2013: vince Ahlmann ma Moneta c’è
Dopo la piazza d’onore dell’anno precedente Luca Maria Moneta e Neptune Brecourt infiammano di nuovo le tribune di Jumping Verona piazzandosi al terzo posto. A vincere è il tedesco Christian Ahlmann con Aragon Z davanti al britannico Scott Brash con Ursula XII.

 

2014: la ‘verve’ del più giovane
A soli 19 anni Bertam Allen vince con una prestazione strepitosa in sella alla sua grigia Milly Malone V. L’irlandese, battendo sul tempo Maikel van der Vleuten con VDL Greop Verdi e Marcus Ehning con Cornado, diventa così il più giovane vincitore in assoluto di Jumping Verona. Ma il pubblico assiepato al Pala BMW ha modo di gioire con il doppio percorso netto e il quinto posto di Piergiorgio Bucci e Casallo Z.

 

2015: parte l’ascesa del Numero 1
Emozioni e suspance scandiscono il barrage di un Gran Premio che vede il francese Simon Delestre in sella a Hermes Ryan aggiudicarsi una gara tiratissima. Piazza d'onore per lo svedese Henrik von Eckermann con Cantinero mentre terzi ex aequo si piazzano il tedesco Ludger Beerbaum con Chaman e il britannico Scott Brash su Hello M'Lady. Con la vittoria di Verona Delestre guadagna la leadership del ranking mondiale Longines FEI, una prima posizione che manterrà a lungo.

 

2016: Said l’outsider
Mai prima un cavaliere egiziano aveva vinto un Gran Premio di World Cup!

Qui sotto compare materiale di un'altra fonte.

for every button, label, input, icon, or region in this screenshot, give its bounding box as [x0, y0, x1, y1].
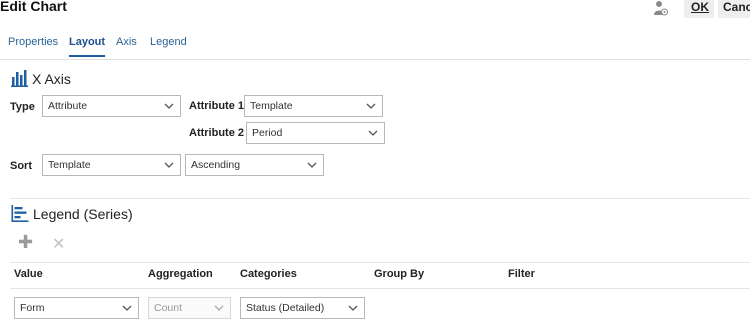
- section-divider: [10, 198, 750, 199]
- table-header-divider: [10, 288, 750, 289]
- sort-order-select[interactable]: Ascending: [185, 154, 324, 176]
- chevron-down-icon: [164, 162, 174, 168]
- column-header-value: Value: [14, 268, 43, 280]
- add-icon[interactable]: ✚: [18, 232, 33, 253]
- table-top-divider: [10, 262, 750, 263]
- type-select[interactable]: Attribute: [42, 95, 181, 117]
- chevron-down-icon: [366, 103, 376, 109]
- x-axis-section-title: X Axis: [32, 71, 71, 87]
- tab-legend[interactable]: Legend: [150, 36, 187, 55]
- sort-label: Sort: [10, 160, 32, 172]
- value-select[interactable]: Form: [14, 297, 139, 319]
- legend-section-title: Legend (Series): [33, 206, 133, 222]
- aggregation-select: Count: [148, 297, 231, 319]
- column-header-categories: Categories: [240, 268, 297, 280]
- type-label: Type: [10, 101, 35, 113]
- column-header-filter: Filter: [508, 268, 535, 280]
- legend-series-icon: [11, 205, 29, 222]
- tab-bar: Properties Layout Axis Legend: [0, 30, 750, 60]
- tab-layout[interactable]: Layout: [69, 36, 106, 57]
- attribute2-select[interactable]: Period: [246, 122, 385, 144]
- categories-select[interactable]: Status (Detailed): [240, 297, 365, 319]
- cancel-button[interactable]: Cance: [718, 0, 750, 18]
- attribute1-label: Attribute 1: [189, 100, 244, 112]
- column-header-group-by: Group By: [374, 268, 425, 280]
- dialog-title: Edit Chart: [0, 0, 67, 14]
- ok-button[interactable]: OK: [684, 0, 714, 18]
- chevron-down-icon: [214, 305, 224, 311]
- chevron-down-icon: [307, 162, 317, 168]
- user-settings-icon[interactable]: [652, 0, 668, 16]
- column-header-aggregation: Aggregation: [148, 268, 213, 280]
- chevron-down-icon: [348, 305, 358, 311]
- tab-axis[interactable]: Axis: [116, 36, 137, 55]
- bar-chart-icon: [11, 70, 28, 87]
- chevron-down-icon: [164, 103, 174, 109]
- attribute1-select[interactable]: Template: [244, 95, 383, 117]
- sort-field-select[interactable]: Template: [42, 154, 181, 176]
- delete-icon[interactable]: ✕: [52, 234, 65, 254]
- tab-properties[interactable]: Properties: [8, 36, 58, 55]
- chevron-down-icon: [122, 305, 132, 311]
- attribute2-label: Attribute 2: [189, 127, 244, 139]
- chevron-down-icon: [368, 130, 378, 136]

A scrivere la storia è Abdel Said che in sella alla sua Hope van Scherpen Donder è autore di una prova velocissima entusiasmando il pubblico del Pala BMW. Quasi due i secondi di distacco del francese Simon Delestre, piazza d’onore con Chesall Zimequest mentre è ancora più distaccato l’elvetico Martin Fuchs terzo con Clooney. Miglior italiano Emilio Bicocchi, sesto con Ares.